United States v. Shayne Magee

U.S. Court of Appeals for the Seventh Circuit

United States v. Shayne Magee

Opinion

NONPRECEDENTIAL DISPOSITION To be cited only in accordance with Fed. R. App. P. 32.1

United States Court of Appeals For the Seventh Circuit Chicago, Illinois 60604

Submitted February 22, 2012 Decided February 22, 2012

Before

RICHARD A. POSNER, Circuit Judge

ILANA DIAMOND ROVNER, Circuit Judge

JOHN DANIEL TINDER, Circuit Judge

No. 11‐1885

UNITED STATES OF AMERICA, Appeal from the United States District Plaintiff‐Appellee, Court for the Eastern District of Wisconsin.

v. No. 10‐CR‐190

SHAYNE R. MAGEE, William C. Griesbach, Defendant‐Appellant. Judge.

O R D E R

Shayne Magee pleaded guilty to production of child pornography, 18 U.S.C. § 2251(a), after police in Oconto County, Wisconsin, found photographs on his computer of him engaging in sexually explicit conduct with his five‐year‐old stepdaughter. The district court adopted the guidelines imprisonment range of 210 to 263 months from the presentence investigation report and sentenced Magee in the middle of that range to 240 months. Magee filed a notice of appeal, but his appointed lawyer seeks to withdraw because he cannot identify a nonfrivolous ground for appeal. See Anders v. California, 386 U.S. 738 (1967). Magee has not accepted our invitation to respond to counsel’s motion. See CIR. R. 51(b). We confine our review to the potential issues identified in counsel’s facially adequate brief. See United States v. Schuh, 289 F.3d 968, 973–74 (7th Cir. 2002). No. 11‐1885 Page 2

Magee does not want his guilty plea vacated, so counsel properly omits any discussion of the adequacy of the plea colloquy or the voluntariness of the plea. See United States v. Knox, 287 F.3d 667, 670–72 (7th Cir. 2002).

Counsel considers whether Magee could challenge his prison sentence, but he correctly concludes that any challenge to his sentence would be frivolous. Counsel cannot point to any procedural error in the district court’s calculation of the guidelines range. Nor can he identify any reason to disregard the presumption of reasonableness applicable to sentences within that range. See Rita v. United States, 551 U.S. 338, 347 (2007); United States v. Pape, 601 F.3d 743, 746 (7th Cir. 2010).
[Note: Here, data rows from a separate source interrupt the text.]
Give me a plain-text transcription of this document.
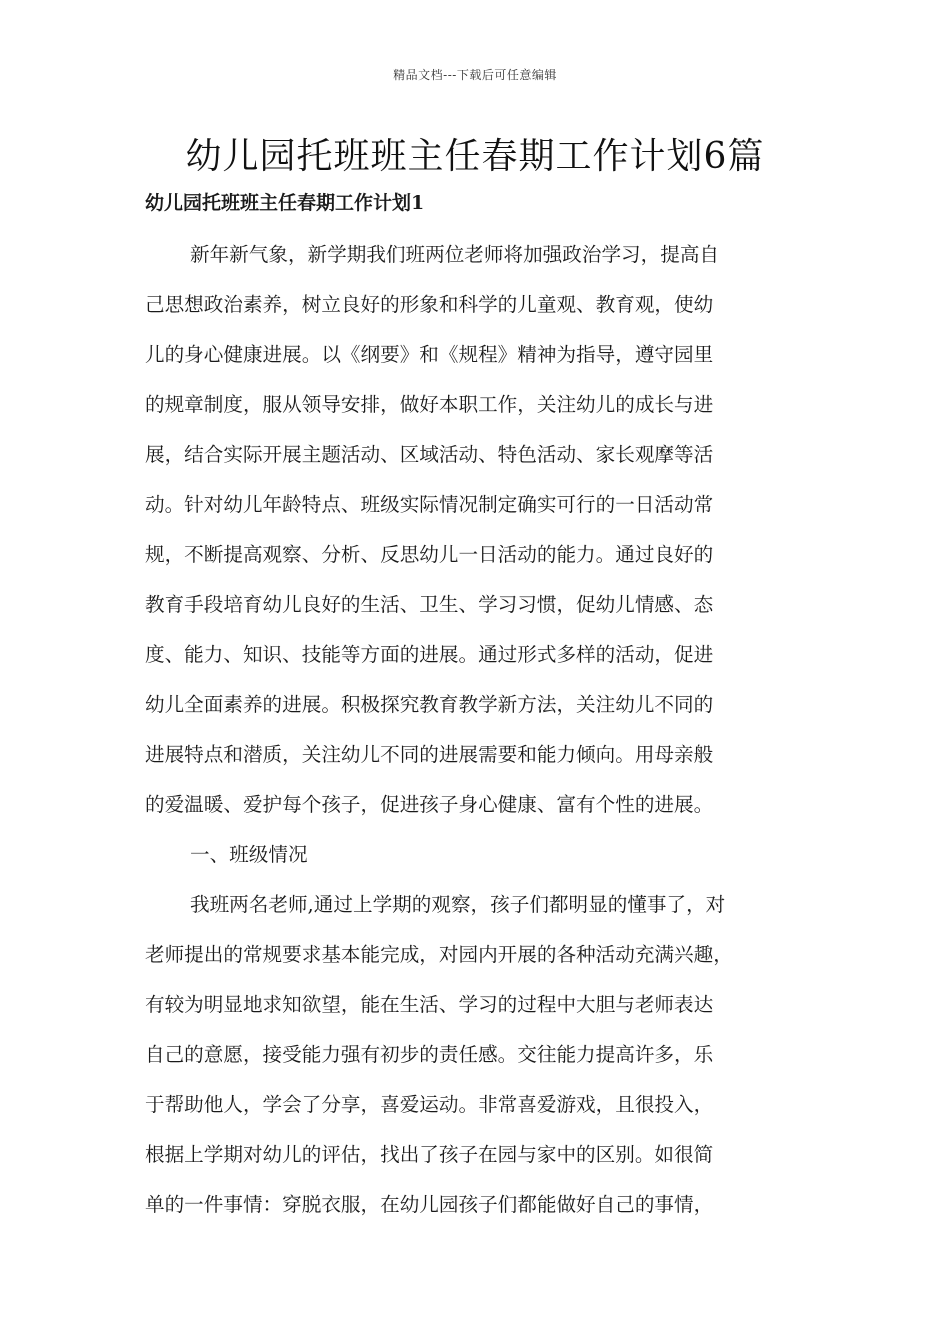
精品文档---下载后可任意编辑
幼儿园托班班主任春期工作计划6篇
幼儿园托班班主任春期工作计划1
新年新气象，新学期我们班两位老师将加强政治学习，提高自
己思想政治素养，树立良好的形象和科学的儿童观、教育观，使幼
儿的身心健康进展。以《纲要》和《规程》精神为指导，遵守园里
的规章制度，服从领导安排，做好本职工作，关注幼儿的成长与进
展，结合实际开展主题活动、区域活动、特色活动、家长观摩等活
动。针对幼儿年龄特点、班级实际情况制定确实可行的一日活动常
规，不断提高观察、分析、反思幼儿一日活动的能力。通过良好的
教育手段培育幼儿良好的生活、卫生、学习习惯，促幼儿情感、态
度、能力、知识、技能等方面的进展。通过形式多样的活动，促进
幼儿全面素养的进展。积极探究教育教学新方法，关注幼儿不同的
进展特点和潜质，关注幼儿不同的进展需要和能力倾向。用母亲般
的爱温暖、爱护每个孩子，促进孩子身心健康、富有个性的进展。
一、班级情况
我班两名老师,通过上学期的观察，孩子们都明显的懂事了，对
老师提出的常规要求基本能完成，对园内开展的各种活动充满兴趣，
有较为明显地求知欲望，能在生活、学习的过程中大胆与老师表达
自己的意愿，接受能力强有初步的责任感。交往能力提高许多，乐
于帮助他人，学会了分享，喜爱运动。非常喜爱游戏，且很投入，
根据上学期对幼儿的评估，找出了孩子在园与家中的区别。如很简
单的一件事情：穿脱衣服，在幼儿园孩子们都能做好自己的事情，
The district court evaluated the sentencing factors in 18 U.S.C. § 3553(a) and the arguments Magee offered in mitigation, including his difficult upbringing, history of depression, his lack of criminal history, and his remorse and acceptance of responsibility. But the court concluded that these mitigating factors were outweighed by the damage Magee did to the victim and a psychological evaluation noting the risk that Magee might reoffend.

Accordingly, we GRANT counsel’s motion to withdraw and DISMISS the appeal.